Just so you all are aware of it: Binghamton University nursing school cuts staff, enrollment | pressconnects.com | Press & Sun-Bulletin

Though nursing is a field in high demand, reduced funding has led Binghamton University's Decker School of Nursing to cut staffing and student openings beginning in the fall.

The school of nursing will enroll about 50 fewer undergraduate students in the fall 2010 semester and will not renew 8.5 positions, half of which are full-time jobs, said university spokesman Ryan Yarosh.
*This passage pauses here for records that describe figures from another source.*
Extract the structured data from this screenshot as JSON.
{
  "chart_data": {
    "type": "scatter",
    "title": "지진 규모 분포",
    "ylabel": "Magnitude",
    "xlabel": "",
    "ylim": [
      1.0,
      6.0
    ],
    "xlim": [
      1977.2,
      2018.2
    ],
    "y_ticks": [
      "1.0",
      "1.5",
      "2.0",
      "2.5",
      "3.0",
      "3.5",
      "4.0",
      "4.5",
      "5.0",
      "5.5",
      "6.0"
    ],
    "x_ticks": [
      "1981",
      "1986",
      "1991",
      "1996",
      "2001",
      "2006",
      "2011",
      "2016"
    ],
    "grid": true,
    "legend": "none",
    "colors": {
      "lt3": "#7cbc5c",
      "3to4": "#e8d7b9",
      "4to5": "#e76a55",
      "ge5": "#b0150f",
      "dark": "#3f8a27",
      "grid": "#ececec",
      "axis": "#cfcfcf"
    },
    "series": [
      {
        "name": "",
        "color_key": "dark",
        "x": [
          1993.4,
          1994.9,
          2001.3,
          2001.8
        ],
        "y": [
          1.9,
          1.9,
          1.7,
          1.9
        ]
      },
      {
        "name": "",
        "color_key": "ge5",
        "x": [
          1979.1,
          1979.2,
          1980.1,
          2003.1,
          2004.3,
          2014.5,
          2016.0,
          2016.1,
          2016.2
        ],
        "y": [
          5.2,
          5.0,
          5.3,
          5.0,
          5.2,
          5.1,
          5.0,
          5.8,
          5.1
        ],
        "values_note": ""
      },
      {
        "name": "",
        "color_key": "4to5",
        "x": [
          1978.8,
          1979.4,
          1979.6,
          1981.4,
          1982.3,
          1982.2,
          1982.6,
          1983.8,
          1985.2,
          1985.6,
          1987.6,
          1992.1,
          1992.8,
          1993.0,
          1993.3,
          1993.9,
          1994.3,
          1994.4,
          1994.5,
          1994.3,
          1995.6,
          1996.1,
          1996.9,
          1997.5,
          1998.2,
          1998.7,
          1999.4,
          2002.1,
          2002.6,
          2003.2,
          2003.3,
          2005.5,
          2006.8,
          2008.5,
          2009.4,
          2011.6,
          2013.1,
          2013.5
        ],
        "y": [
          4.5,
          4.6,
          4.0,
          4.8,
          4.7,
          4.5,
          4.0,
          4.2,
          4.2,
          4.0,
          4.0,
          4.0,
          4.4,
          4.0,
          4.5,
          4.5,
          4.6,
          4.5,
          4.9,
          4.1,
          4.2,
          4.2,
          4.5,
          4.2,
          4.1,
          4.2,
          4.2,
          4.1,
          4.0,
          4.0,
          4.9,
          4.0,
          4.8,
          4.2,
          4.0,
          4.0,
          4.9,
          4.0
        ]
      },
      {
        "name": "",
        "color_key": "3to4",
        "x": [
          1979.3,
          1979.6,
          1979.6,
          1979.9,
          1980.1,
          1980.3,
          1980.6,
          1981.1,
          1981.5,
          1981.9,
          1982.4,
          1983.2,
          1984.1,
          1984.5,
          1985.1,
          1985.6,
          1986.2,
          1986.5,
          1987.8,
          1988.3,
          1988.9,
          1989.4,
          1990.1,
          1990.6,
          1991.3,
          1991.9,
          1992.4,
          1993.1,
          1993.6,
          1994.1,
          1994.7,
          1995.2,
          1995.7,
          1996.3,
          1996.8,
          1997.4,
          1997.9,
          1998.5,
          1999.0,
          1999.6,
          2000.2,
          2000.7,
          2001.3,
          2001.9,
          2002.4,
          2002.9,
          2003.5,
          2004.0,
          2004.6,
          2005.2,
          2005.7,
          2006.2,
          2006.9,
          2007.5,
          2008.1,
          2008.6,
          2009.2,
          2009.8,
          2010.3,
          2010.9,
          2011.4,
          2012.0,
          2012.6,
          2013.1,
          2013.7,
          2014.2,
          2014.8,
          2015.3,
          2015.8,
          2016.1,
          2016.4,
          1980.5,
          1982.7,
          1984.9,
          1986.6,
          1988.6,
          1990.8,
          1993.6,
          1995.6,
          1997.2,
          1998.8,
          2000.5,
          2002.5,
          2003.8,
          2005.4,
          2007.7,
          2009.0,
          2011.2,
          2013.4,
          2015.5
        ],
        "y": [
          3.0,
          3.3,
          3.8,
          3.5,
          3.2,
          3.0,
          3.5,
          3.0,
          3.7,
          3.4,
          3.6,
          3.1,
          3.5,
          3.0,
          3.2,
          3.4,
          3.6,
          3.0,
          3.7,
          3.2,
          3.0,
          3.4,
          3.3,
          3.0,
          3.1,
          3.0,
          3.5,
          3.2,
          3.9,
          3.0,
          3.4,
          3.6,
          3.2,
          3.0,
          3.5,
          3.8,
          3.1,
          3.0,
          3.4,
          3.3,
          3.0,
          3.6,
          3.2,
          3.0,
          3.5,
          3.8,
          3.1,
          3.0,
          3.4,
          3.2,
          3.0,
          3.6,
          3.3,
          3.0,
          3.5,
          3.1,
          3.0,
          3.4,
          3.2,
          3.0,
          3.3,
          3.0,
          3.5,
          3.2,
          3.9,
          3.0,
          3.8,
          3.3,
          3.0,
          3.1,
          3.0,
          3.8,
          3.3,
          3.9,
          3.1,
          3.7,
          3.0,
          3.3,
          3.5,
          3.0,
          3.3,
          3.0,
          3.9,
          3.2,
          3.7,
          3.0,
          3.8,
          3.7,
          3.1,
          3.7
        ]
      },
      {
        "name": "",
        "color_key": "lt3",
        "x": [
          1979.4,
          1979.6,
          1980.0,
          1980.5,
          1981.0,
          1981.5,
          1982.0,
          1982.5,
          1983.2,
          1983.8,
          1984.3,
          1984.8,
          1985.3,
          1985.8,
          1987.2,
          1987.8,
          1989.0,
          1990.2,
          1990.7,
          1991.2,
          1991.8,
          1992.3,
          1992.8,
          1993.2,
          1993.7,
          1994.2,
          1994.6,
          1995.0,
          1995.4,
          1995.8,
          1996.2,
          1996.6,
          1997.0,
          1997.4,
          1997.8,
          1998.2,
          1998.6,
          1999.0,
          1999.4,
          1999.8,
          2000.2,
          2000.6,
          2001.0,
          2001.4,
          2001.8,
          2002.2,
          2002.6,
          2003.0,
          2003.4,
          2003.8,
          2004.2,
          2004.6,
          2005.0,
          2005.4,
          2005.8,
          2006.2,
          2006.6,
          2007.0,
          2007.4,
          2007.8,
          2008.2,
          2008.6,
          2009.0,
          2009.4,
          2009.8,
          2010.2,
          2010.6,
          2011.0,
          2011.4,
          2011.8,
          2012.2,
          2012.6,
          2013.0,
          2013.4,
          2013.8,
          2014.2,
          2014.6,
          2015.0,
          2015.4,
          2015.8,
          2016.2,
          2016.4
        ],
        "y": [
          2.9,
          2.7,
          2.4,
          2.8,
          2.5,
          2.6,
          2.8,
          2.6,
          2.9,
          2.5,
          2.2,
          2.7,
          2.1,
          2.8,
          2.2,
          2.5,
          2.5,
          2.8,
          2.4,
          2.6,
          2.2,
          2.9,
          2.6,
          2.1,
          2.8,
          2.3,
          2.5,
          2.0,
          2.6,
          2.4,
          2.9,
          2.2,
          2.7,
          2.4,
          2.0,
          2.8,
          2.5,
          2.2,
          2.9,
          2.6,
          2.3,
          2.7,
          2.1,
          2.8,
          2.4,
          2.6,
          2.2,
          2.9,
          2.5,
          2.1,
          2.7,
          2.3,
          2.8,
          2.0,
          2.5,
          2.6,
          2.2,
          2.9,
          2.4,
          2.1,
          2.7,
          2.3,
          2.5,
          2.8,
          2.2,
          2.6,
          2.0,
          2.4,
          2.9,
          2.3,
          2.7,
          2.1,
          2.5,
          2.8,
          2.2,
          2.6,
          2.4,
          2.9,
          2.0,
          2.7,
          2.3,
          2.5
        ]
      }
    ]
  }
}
"Decker School of Nursing has been very successful over the years in garnering federal grant support," he said. These reductions are a direct result of a reduction in that support, coupled with the loss of state support."

An exact amount of lost funding wasn't available Tuesday.

The Decker School's four-year undergraduate nursing program has grown increasingly popular. In 2000, the school received applications from 327 students. By 2008, the number had grown to 1,810.

"The application number goes up for Decker every year," Yarosh said.

The loss of approximately 50 positions means prospective students will face more competition to gain admission to the school. Currently, there are 446 undergraduate and 131 graduate students in the nursing school, Yarosh said.

If federal and state funding is restored in the future, the Decker School would consider expanding its undergraduate program, he said.

The announcement came only a month after BU announced a new doctoral program in nursing, scheduled to begin in the fall. The program will allow advanced practice nurses the opportunity to gain clinic and leadership experience beyond the master's degree level.

BU has said it expects to enroll about 50 students in the doctoral program -- 25 full-time and 25 part-time -- for the fall semester.

The program is designed for nurses with either master's or bachelor's degree and will offer two tracks -- nurse practitioner or clinic nurse specialist.

No new staff members are needed for the program because in the near future, many students will forgo the master's degree program for the doctoral program, the university said.